In the process of data enrichment using logstash it is pretty common to use the translate filter to add new fields in the documents based on the value of an existing field, to do that we use a key-value dictionary and if the key that we are searching exists in the dictionary, the value of this key will be added as a new field.

Although the translate filter is very flexible, it has some limitations that could make its use difficult or not possible at all, like for example when we have a very large dictionary or when we have multiple logstash instances running the same pipeline.

As an alternative we can store the dictionary data in a memcached instance and make queries using the memcached filter in logstash.

memcached

Memcached is a key-value in-memory database which is commonly used to speed-up web pages, create cache of data and help with the database load of some systems.

It is an open source tool, it is very simple to install and configure and also has managed versions provided by the most common cloud services.

We can insert and query data in memcached using some of the many libraries that exist for a variety of languages, in the case of logstash we do that using the memcached filter.

the memcached filter

With the memcached filter in logstash we can insert data in a memcached instance using the SET option and query data using the GET option.

SET

To insert a key in memcached we can use the following configuration.

filter {
	memcached {
		hosts => ["10.0.1.21"]
		set => {
			"origem" => "exemplo"
		}
	}
}

In the option hosts we can specify the memcached instance address, which in this example is the 10.0.1.21 server using the default port, 11211.

In the set block we define the field that has the value that we want to store and the name of the key that will store this value, in this case the key that will be created in memcached is named exemplo and it will have the value from the field origem.

GET

To query keys in memcached we use the following configuration.

filter {
	memcached {
		hosts => ["10.0.1.21"]
		get => {
			"exemplo" => "destino"
		}
	}
}

In the get block we need to do the opposite that we did in the set block, we need to specify the key that we want to search and the name of the field to store the value if we have a positive match, in this case we will look up for the key exemplo and store the value in the field destino.

pipeline example

The following pipeline creates a key named exemplo inside memcached with the value of the field origem and in the sequence we make a query for the same key and store the value in a new field called destino.

input {
    generator {
        message => "valor exemplo"
        count => 1
    }
}
filter {
    mutate {
        rename => { "message" => "origem" }
    }
    memcached {
        hosts=> ["10.0.1.21"]
        set => {
            "origem" => "exemplo"
        }
    }
    memcached {
        hosts=> ["10.0.1.21"]
        get => {
            "exemplo" => "destino"
        }
    }
}
output {
    stdout {}
}

Running this pipeline returns the following output.

{
          "host" => "elk",
       "destino" => "valor exemplo",
    "@timestamp" => 2021-04-10T18:30:09.412Z,
      "sequence" => 0,
        "origem" => "valor exemplo",
      "@version" => "1"
}

We can see that the value of the field destino is the same value of the field origem, which was stored in memcached.

To confirm that the value is in memcached we can use the ruby library dalli, the same one used by the logstash filter, to query the key.

memcached-ruby

memcached or translate?

The process of data enrichment using the translate filter is very similar to when we use the memcached filter, the choice between one or another is entirelly based in the infrastructure used and the use cases.

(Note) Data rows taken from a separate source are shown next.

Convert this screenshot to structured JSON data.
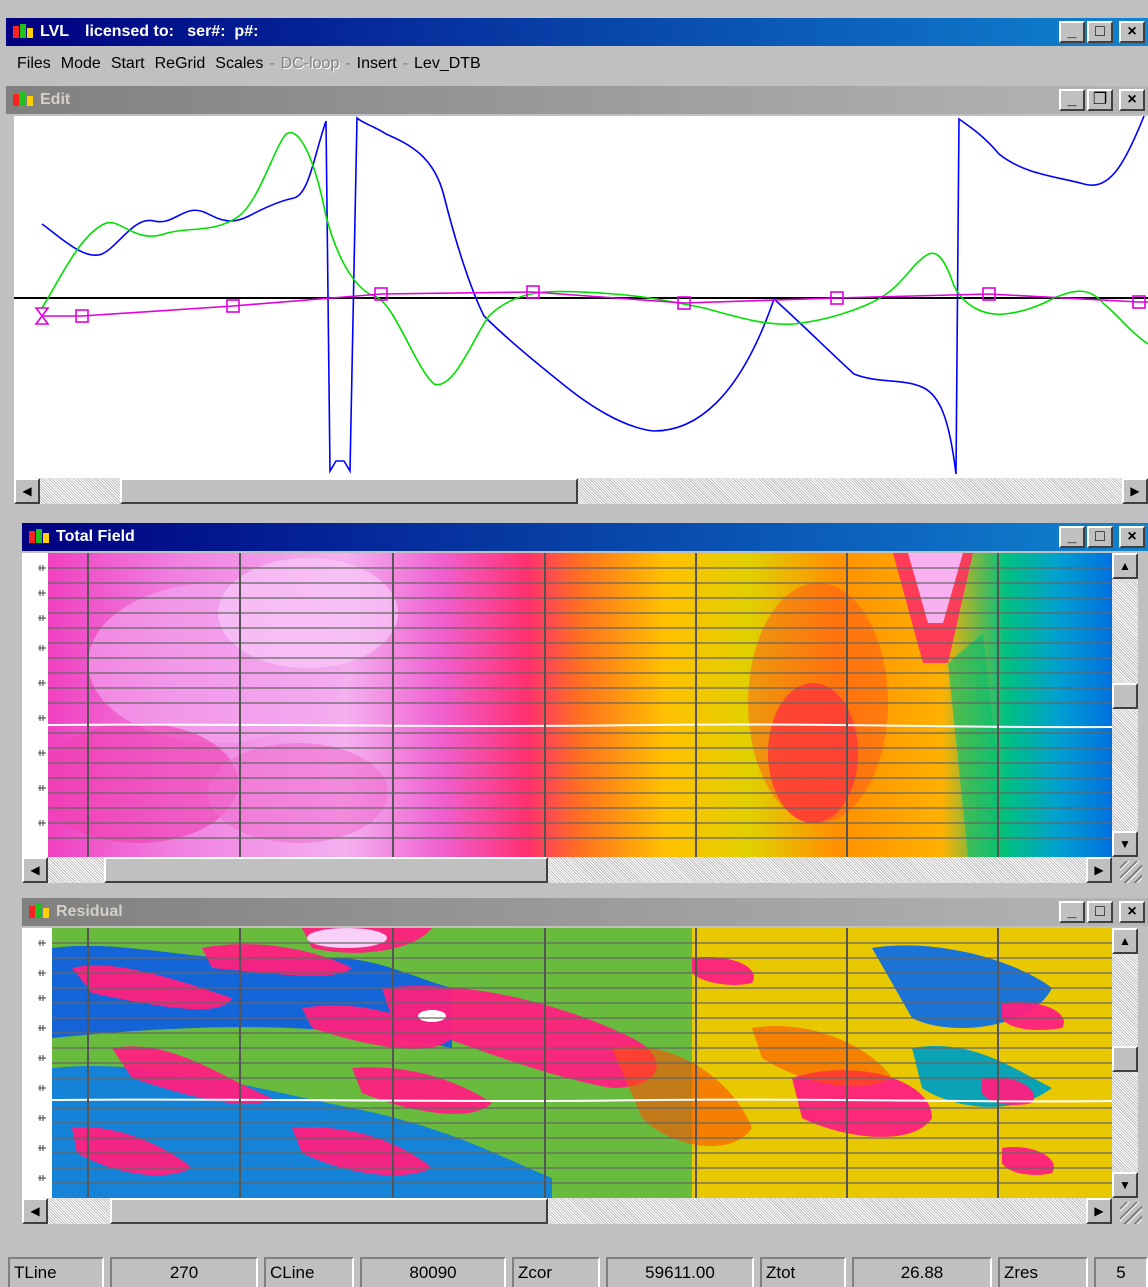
{
  "app": {
    "title": "LVL",
    "license_text": "licensed to:   ser#:  p#:",
    "menu": [
      "Files",
      "Mode",
      "Start",
      "ReGrid",
      "Scales",
      "DC-loop",
      "Insert",
      "Lev_DTB"
    ],
    "menu_disabled": [
      "DC-loop"
    ]
  },
  "windows": {
    "edit": {
      "title": "Edit"
    },
    "total_field": {
      "title": "Total Field"
    },
    "residual": {
      "title": "Residual"
    }
  },
  "status": {
    "tline_label": "TLine",
    "tline_value": "270",
    "cline_label": "CLine",
    "cline_value": "80090",
    "zcor_label": "Zcor",
    "zcor_value": "59611.00",
    "ztot_label": "Ztot",
    "ztot_value": "26.88",
    "zres_label": "Zres",
    "zres_value": "5"
  },
  "window_buttons": {
    "minimize": "_",
    "maximize": "□",
    "restore": "❐",
    "close": "×"
  },
  "colors": {
    "edit_blue": "#0000ff",
    "edit_green": "#00e000",
    "edit_magenta": "#e000e0",
    "baseline": "#000000",
    "title_active": "#000080",
    "title_inactive": "#808080"
  },
  "icons": [
    "app-icon",
    "minimize-icon",
    "maximize-icon",
    "restore-icon",
    "close-icon",
    "scroll-left-icon",
    "scroll-right-icon",
    "scroll-up-icon",
    "scroll-down-icon"
  ]
}
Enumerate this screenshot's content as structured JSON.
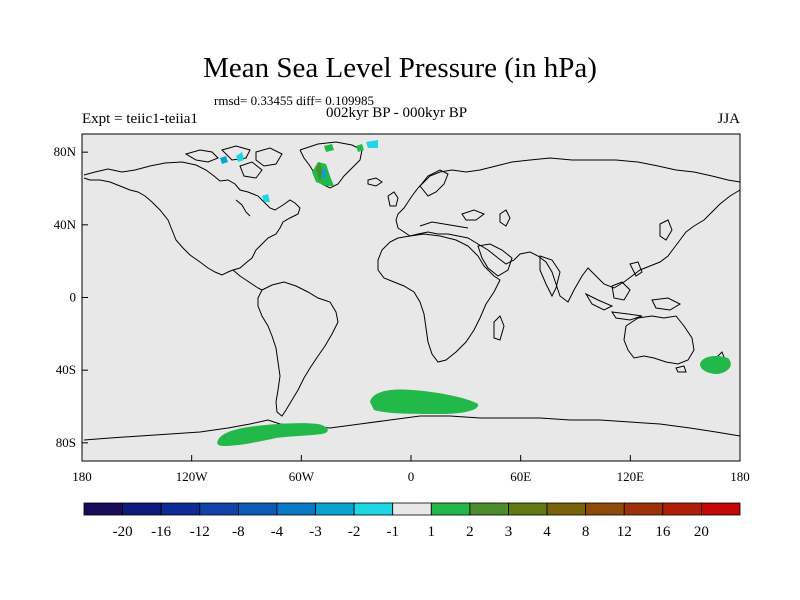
{
  "title": "Mean Sea Level Pressure (in hPa)",
  "stats": "rmsd= 0.33455  diff= 0.109985",
  "experiment": "Expt = teiic1-teiia1",
  "period": "002kyr BP - 000kyr BP",
  "season": "JJA",
  "axes": {
    "lat_ticks": [
      {
        "value": 80,
        "label": "80N"
      },
      {
        "value": 40,
        "label": "40N"
      },
      {
        "value": 0,
        "label": "0"
      },
      {
        "value": -40,
        "label": "40S"
      },
      {
        "value": -80,
        "label": "80S"
      }
    ],
    "lon_ticks": [
      {
        "value": -180,
        "label": "180"
      },
      {
        "value": -120,
        "label": "120W"
      },
      {
        "value": -60,
        "label": "60W"
      },
      {
        "value": 0,
        "label": "0"
      },
      {
        "value": 60,
        "label": "60E"
      },
      {
        "value": 120,
        "label": "120E"
      },
      {
        "value": 180,
        "label": "180"
      }
    ],
    "lon_range": [
      -180,
      180
    ],
    "lat_range": [
      -90,
      90
    ]
  },
  "colorbar": {
    "colors": [
      "#1a0a5a",
      "#0c1a7c",
      "#0e2b95",
      "#1042a8",
      "#0d5bb5",
      "#0a78c2",
      "#0aa2d0",
      "#1fd6e4",
      "#e8e8e8",
      "#22b84a",
      "#4c8c2a",
      "#5f7a12",
      "#7a6208",
      "#8e4a0a",
      "#9c3208",
      "#b01e08",
      "#c40808"
    ],
    "labels": [
      "-20",
      "-16",
      "-12",
      "-8",
      "-4",
      "-3",
      "-2",
      "-1",
      "1",
      "2",
      "3",
      "4",
      "8",
      "12",
      "16",
      "20"
    ]
  },
  "chart_data": {
    "type": "heatmap",
    "title": "Mean Sea Level Pressure (in hPa)",
    "variable": "Mean Sea Level Pressure difference",
    "unit": "hPa",
    "levels": [
      -20,
      -16,
      -12,
      -8,
      -4,
      -3,
      -2,
      -1,
      1,
      2,
      3,
      4,
      8,
      12,
      16,
      20
    ],
    "regions": [
      {
        "lon": -15,
        "lat": -61,
        "range": "1 to 2"
      },
      {
        "lon": 165,
        "lat": -38,
        "range": "1 to 2"
      },
      {
        "lon": -85,
        "lat": -78,
        "range": "1 to 2"
      },
      {
        "lon": -40,
        "lat": 72,
        "range": "-3 to 4"
      },
      {
        "lon": -80,
        "lat": 76,
        "range": "-2 to 1"
      }
    ]
  }
}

One use case where is an advantage to use the memcached filter is when we have a large dictionary, with hundreds of MB. If we use the translate filter we probably would need to increase the size of the heap memory of the logstash process and the startup and reload times could cause a great impact in the ingestion process.

Using memcached in this case would allow us to make the process of loading and updating the dictionary completely independent of the logstash process.

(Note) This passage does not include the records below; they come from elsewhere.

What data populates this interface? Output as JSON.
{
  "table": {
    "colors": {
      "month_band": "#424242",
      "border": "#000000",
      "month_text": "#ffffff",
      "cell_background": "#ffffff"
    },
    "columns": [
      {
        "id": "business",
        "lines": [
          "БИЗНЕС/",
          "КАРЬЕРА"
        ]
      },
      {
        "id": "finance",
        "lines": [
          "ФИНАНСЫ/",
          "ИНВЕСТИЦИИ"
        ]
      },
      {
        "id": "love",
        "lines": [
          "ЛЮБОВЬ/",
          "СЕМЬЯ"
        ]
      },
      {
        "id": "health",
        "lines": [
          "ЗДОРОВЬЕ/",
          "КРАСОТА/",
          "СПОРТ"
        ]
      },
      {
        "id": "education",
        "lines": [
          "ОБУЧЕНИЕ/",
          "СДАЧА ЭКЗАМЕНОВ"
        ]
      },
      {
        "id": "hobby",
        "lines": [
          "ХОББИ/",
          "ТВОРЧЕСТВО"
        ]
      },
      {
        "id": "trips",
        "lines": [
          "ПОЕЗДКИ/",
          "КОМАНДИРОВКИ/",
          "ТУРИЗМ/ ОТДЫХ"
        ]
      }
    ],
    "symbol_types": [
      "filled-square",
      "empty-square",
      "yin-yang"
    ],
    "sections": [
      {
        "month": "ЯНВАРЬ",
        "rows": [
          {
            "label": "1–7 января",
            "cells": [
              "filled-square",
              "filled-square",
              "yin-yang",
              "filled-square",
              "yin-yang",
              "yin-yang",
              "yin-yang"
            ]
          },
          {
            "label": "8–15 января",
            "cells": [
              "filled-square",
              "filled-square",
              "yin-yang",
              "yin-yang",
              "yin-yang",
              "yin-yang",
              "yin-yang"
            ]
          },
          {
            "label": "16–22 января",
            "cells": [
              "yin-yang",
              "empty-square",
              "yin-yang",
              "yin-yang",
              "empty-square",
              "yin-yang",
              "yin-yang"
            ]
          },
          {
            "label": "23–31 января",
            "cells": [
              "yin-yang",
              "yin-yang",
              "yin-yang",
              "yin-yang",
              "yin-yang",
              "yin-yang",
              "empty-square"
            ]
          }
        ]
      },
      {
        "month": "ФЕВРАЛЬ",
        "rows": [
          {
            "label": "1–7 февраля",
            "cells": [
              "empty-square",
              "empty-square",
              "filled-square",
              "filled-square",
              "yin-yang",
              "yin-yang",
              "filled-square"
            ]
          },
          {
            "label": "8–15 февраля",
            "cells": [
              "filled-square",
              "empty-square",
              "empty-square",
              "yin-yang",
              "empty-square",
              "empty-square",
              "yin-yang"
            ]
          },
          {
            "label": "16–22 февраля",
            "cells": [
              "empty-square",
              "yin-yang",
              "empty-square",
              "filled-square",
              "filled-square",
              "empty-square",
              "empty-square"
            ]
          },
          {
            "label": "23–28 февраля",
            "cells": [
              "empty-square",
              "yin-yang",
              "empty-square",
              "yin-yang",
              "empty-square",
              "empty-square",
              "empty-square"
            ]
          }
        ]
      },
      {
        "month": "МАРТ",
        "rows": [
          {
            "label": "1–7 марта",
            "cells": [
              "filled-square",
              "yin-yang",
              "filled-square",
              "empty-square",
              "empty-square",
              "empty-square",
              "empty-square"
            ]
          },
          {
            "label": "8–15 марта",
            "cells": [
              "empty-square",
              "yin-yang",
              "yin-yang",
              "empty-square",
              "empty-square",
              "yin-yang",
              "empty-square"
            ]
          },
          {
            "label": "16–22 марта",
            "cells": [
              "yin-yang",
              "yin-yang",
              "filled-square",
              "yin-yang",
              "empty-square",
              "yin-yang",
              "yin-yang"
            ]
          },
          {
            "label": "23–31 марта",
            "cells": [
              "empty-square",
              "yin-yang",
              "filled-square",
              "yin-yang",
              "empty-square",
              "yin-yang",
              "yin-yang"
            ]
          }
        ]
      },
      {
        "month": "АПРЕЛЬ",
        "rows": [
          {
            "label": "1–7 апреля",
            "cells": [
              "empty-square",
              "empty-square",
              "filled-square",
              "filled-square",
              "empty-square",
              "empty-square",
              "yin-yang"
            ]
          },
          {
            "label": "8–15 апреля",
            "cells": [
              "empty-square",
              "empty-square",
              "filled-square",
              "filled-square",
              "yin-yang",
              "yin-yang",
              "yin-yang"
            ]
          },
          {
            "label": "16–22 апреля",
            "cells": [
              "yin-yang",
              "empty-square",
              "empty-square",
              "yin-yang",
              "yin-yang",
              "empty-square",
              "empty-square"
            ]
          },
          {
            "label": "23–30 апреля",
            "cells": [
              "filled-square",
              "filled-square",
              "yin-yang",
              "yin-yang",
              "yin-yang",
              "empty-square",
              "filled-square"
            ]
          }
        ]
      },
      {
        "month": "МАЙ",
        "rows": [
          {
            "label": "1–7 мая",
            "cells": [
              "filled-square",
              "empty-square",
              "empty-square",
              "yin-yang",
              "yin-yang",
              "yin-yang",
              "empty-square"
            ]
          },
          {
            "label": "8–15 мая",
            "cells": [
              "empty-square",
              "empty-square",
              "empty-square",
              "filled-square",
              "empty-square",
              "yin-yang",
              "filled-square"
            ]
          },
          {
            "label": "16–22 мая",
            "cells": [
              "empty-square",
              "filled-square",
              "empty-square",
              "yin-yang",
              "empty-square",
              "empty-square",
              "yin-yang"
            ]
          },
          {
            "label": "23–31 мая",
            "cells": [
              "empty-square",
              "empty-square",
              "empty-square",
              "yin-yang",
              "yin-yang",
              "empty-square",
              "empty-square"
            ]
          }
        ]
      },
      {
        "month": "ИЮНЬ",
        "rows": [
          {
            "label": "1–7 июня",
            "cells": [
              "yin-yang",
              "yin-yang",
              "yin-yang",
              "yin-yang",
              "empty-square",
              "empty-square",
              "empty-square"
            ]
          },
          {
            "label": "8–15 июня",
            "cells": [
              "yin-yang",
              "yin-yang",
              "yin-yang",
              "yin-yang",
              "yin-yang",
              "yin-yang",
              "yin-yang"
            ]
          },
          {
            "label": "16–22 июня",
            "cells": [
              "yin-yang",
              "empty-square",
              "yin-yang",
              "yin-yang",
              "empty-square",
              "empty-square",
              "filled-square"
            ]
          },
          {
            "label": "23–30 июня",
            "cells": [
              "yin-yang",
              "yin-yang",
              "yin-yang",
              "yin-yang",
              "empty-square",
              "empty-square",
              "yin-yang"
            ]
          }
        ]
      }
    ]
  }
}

Other two use cases where we could use memcached instead of translate are:

  • when we have more than one logstash instance/node running the same pipeline and using the same dictionary.
  • when we need to create and/or update the dictionary from external tools.

In the first case, when we have more than one logstash instance doing the data enrichment process, using the translate filter implies in having to update the same dictionary file in every instance or create a network share with this file. If instead we use memcached we would need to create and update the dictionary file in one place and would avoid having to create a network share.

memcached-cluster-logstash

In the second case, when the dictionary used in the data enrichment process is created or updated by external tools like python or ruby scripts, using the translate filter would also make necessary to grant read and write permissions to the .yml file with the dictionary, which could not be possible in some cases and which would add some security issues.

With memcached we would only need to allow the external tool to connect to the memcached server.

memcached-external-tool

In both previous cases, using memcached makes the entire data enrichment process more scalable.

The documentation for the memcached filter can be found in in link.

This post was originally written in Portuguese and later translated into English, some example field names and messages were kept in Portuguese.